A JAMES Cook University student has revealed how he evaded security while he lived in the bushes and used campus facilities for two years.

Kareem Bahlawan is a postgraduate international student from Lebanon. He moved to Townsville to study marine biology and said the challenge was about "self-discipline".

"I just spent all my time at uni and did not need to go home, so I thought why not just sleep at uni," Kareem said.

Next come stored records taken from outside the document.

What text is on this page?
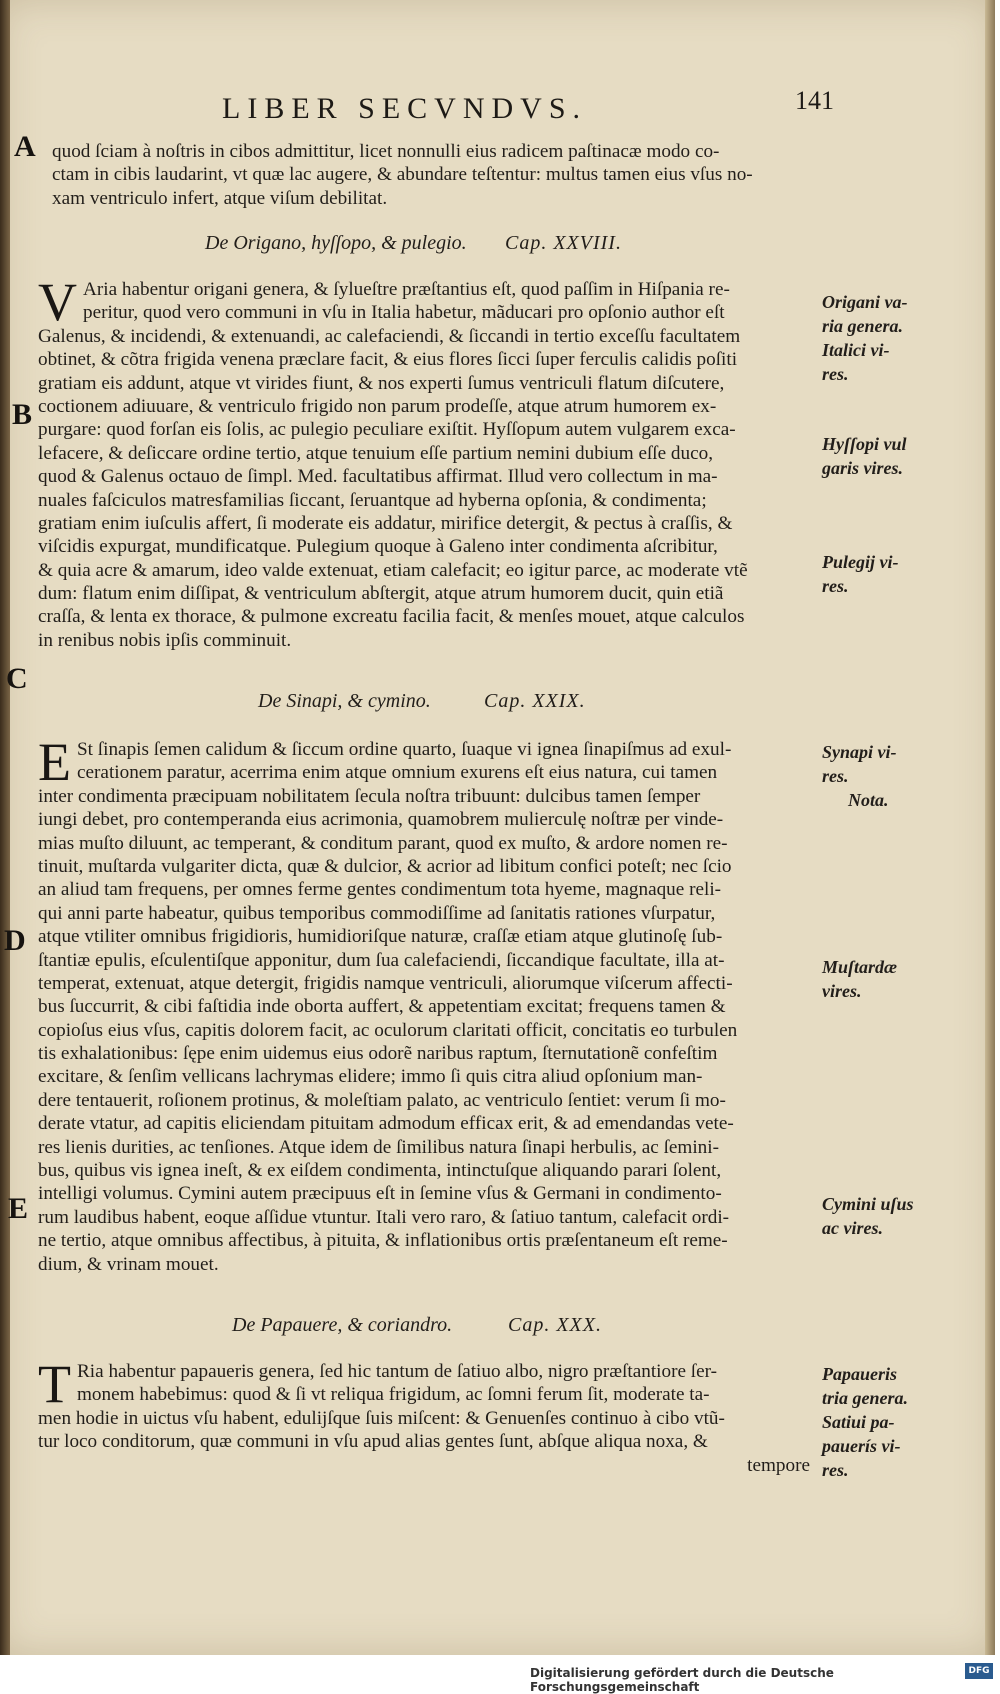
LIBER SECVNDVS.	141
A
B
C
D
E
quod ſciam à noſtris in cibos admittitur, licet nonnulli eius radicem paſtinacæ modo co-
ctam in cibis laudarint, vt quæ lac augere, & abundare teſtentur: multus tamen eius vſus no-
xam ventriculo infert, atque viſum debilitat.
De Origano, hyſſopo, & pulegio. Cap. XXVIII.
V Aria habentur origani genera, & ſylueſtre præſtantius eſt, quod paſſim in Hiſpania re-
peritur, quod vero communi in vſu in Italia habetur, mãducari pro opſonio author eſt
Galenus, & incidendi, & extenuandi, ac calefaciendi, & ſiccandi in tertio exceſſu facultatem
obtinet, & cõtra frigida venena præclare facit, & eius flores ſicci ſuper ferculis calidis poſiti
gratiam eis addunt, atque vt virides fiunt, & nos experti ſumus ventriculi flatum diſcutere,
coctionem adiuuare, & ventriculo frigido non parum prodeſſe, atque atrum humorem ex-
purgare: quod forſan eis ſolis, ac pulegio peculiare exiſtit. Hyſſopum autem vulgarem exca-
lefacere, & deſiccare ordine tertio, atque tenuium eſſe partium nemini dubium eſſe duco,
quod & Galenus octauo de ſimpl. Med. facultatibus affirmat. Illud vero collectum in ma-
nuales faſciculos matresfamilias ſiccant, ſeruantque ad hyberna opſonia, & condimenta;
gratiam enim iuſculis affert, ſi moderate eis addatur, mirifice detergit, & pectus à craſſis, &
viſcidis expurgat, mundificatque. Pulegium quoque à Galeno inter condimenta aſcribitur,
& quia acre & amarum, ideo valde extenuat, etiam calefacit; eo igitur parce, ac moderate vtẽ
dum: flatum enim diſſipat, & ventriculum abſtergit, atque atrum humorem ducit, quin etiã
craſſa, & lenta ex thorace, & pulmone excreatu facilia facit, & menſes mouet, atque calculos
in renibus nobis ipſis comminuit.
Origani va-
ria genera.
Italici vi-
res.
Hyſſopi vul
garis vires.
Pulegij vi-
res.
De Sinapi, & cymino.	Cap. XXIX.
E St ſinapis ſemen calidum & ſiccum ordine quarto, ſuaque vi ignea ſinapiſmus ad exul-
cerationem paratur, acerrima enim atque omnium exurens eſt eius natura, cui tamen
inter condimenta præcipuam nobilitatem ſecula noſtra tribuunt: dulcibus tamen ſemper
iungi debet, pro contemperanda eius acrimonia, quamobrem mulierculę noſtræ per vinde-
mias muſto diluunt, ac temperant, & conditum parant, quod ex muſto, & ardore nomen re-
tinuit, muſtarda vulgariter dicta, quæ & dulcior, & acrior ad libitum confici poteſt; nec ſcio
an aliud tam frequens, per omnes ferme gentes condimentum tota hyeme, magnaque reli-
qui anni parte habeatur, quibus temporibus commodiſſime ad ſanitatis rationes vſurpatur,
atque vtiliter omnibus frigidioris, humidioriſque naturæ, craſſæ etiam atque glutinoſę ſub-
ſtantiæ epulis, eſculentiſque apponitur, dum ſua calefaciendi, ſiccandique facultate, illa at-
temperat, extenuat, atque detergit, frigidis namque ventriculi, aliorumque viſcerum affecti-
bus ſuccurrit, & cibi faſtidia inde oborta auffert, & appetentiam excitat; frequens tamen &
copioſus eius vſus, capitis dolorem facit, ac oculorum claritati officit, concitatis eo turbulen
tis exhalationibus: ſępe enim uidemus eius odorẽ naribus raptum, ſternutationẽ confeſtim
excitare, & ſenſim vellicans lachrymas elidere; immo ſi quis citra aliud opſonium man-
dere tentauerit, roſionem protinus, & moleſtiam palato, ac ventriculo ſentiet: verum ſi mo-
derate vtatur, ad capitis eliciendam pituitam admodum efficax erit, & ad emendandas vete-
res lienis durities, ac tenſiones. Atque idem de ſimilibus natura ſinapi herbulis, ac ſemini-
bus, quibus vis ignea ineſt, & ex eiſdem condimenta, intinctuſque aliquando parari ſolent,
intelligi volumus. Cymini autem præcipuus eſt in ſemine vſus & Germani in condimento-
rum laudibus habent, eoque aſſidue vtuntur. Itali vero raro, & ſatiuo tantum, calefacit ordi-
ne tertio, atque omnibus affectibus, à pituita, & inflationibus ortis præſentaneum eſt reme-
dium, & vrinam mouet.
Synapi vi-
res.
Nota.
Muſtardæ
vires.
Cymini uſus
ac vires.
De Papauere, & coriandro.	Cap. XXX.
T Ria habentur papaueris genera, ſed hic tantum de ſatiuo albo, nigro præſtantiore ſer-
monem habebimus: quod & ſi vt reliqua frigidum, ac ſomni ferum ſit, moderate ta-
men hodie in uictus vſu habent, edulijſque ſuis miſcent: & Genuenſes continuo à cibo vtũ-
tur loco conditorum, quæ communi in vſu apud alias gentes ſunt, abſque aliqua noxa, &
tempore
Papaueris
tria genera.
Satiui pa-
pauerís vi-
res.
Digitalisierung gefördert durch die Deutsche Forschungsgemeinschaft
DFG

"I couldn't leave my mark on the grounds so I slept in a hammock that I could carry around in my backpack. I eventually upgraded to a swag, because the mosquitoes were biting me through the net."

Kareem said his lifestyle choice had a positive impact on his grades.

"I never wasted any time watching Netflix and went to all my classes and I was soon getting high distinctions for my subjects," he said.

"I also balanced a job at Nando's with my studies."

Kareem, 23, would use the university change rooms to shower and wash his clothes, and the staffroom kitchens to cook food.

"I'd go to IGA and buy my food for the day and then go to the staff kitchen with all the lecturers and use their microwave and make my food with them," he said.

"I was president at the uni's Sustainability Club, we had a community garden and I used to pick as much as I could to try to live off the land."

Kareem said during the hotter months, some of his friends suggested he sleep in the airconditioned thesis lab. "I would just borrow a mattress and when security would come to check in, I would hide behind the tables," he said.

"My family still doesn't know that I slept in the bush. It was pretty full on … but I knew I'd come out OK."

Friend Abed Shawar said he would shake his head at his friend's decision to be homeless.

"I would drop him off in the bushes, in the darkness and be afraid for him," Abed said.

Kareem has finished living off the land and is continuing his studies.

A JCU spokesman said the university would be concerned if a student was living in bushland for safety and wellbeing reasons. "JCU provides kitchen and showering facilities for staff and students on the Townsville campus," he said.

"It also provides a high level of security across the campus, 24 hours a day, including regular vehicle and foot patrols."